The fact that we now have a low-cost simple vehicle that people can save into helps to ensure that they can make proper provision for their old age. People now live longer in retirement, so it becomes all the more important that they make proper provision during their working lives to enable them to enjoy their retirement with an adequate pension. In that respect, the stakeholder pension is important. The value of new regular pension premiums rose by 52 per cent. in 2001. That is due in part to stakeholder pensions—I am not going to say that it is all due to them—and it shows that when people are provided with simple low-cost vehicles that they can save into for their retirement, they start to do so. Members on both sides of the House should welcome and encourage that, and I hope they all do.

Mr. Kelvin Hopkins (Luton, North): I am in favour of increased life expectancy, having reached an age when mortality becomes all the more apparent. My hon. Friend will have seen the weekend reports that private pensions are not worth while for those on average or lower incomes. She will also be aware, as we all are, of the deterioration in employee occupational pensions. Is it not time for the Government seriously to consider a substantial increase in the basic state pension, funded by compulsory savings from employees and compulsory larger contributions from employers?

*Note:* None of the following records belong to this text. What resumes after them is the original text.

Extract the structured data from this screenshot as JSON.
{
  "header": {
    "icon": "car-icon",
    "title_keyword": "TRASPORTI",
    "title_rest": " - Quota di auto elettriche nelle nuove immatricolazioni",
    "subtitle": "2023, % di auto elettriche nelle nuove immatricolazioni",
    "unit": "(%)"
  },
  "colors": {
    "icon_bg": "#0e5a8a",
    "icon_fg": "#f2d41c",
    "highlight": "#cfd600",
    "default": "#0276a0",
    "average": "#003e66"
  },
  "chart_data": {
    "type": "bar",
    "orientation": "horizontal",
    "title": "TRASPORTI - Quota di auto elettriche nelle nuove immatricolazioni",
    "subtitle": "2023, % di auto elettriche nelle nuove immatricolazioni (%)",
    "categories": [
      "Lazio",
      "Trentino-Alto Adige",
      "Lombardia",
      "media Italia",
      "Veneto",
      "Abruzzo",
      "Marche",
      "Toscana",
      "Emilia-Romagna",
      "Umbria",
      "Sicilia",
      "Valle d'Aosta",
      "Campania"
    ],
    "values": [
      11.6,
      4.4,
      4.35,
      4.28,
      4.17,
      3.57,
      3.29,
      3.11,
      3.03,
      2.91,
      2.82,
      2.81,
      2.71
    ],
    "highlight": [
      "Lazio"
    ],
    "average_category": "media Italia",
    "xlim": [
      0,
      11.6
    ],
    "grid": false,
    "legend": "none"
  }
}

Maria Eagle: First and foremost, my hon. Friend is looking particularly well this afternoon, even if he is feeling mortality closing in on him. On his points about the basic state pension, Government policy in respect of the balance between state pensions and private provision is clear and he will have heard it discussed during debates on the State Pension Credit Bill. We believe that the balance is about right. We all recognise the fact that the key to ensuring that people have enough money to lead a pleasant and well-provided old age is a mix between private and public pensions. We must encourage people to save, where they are able to do so, into a good private pension, and that is what we intend to do.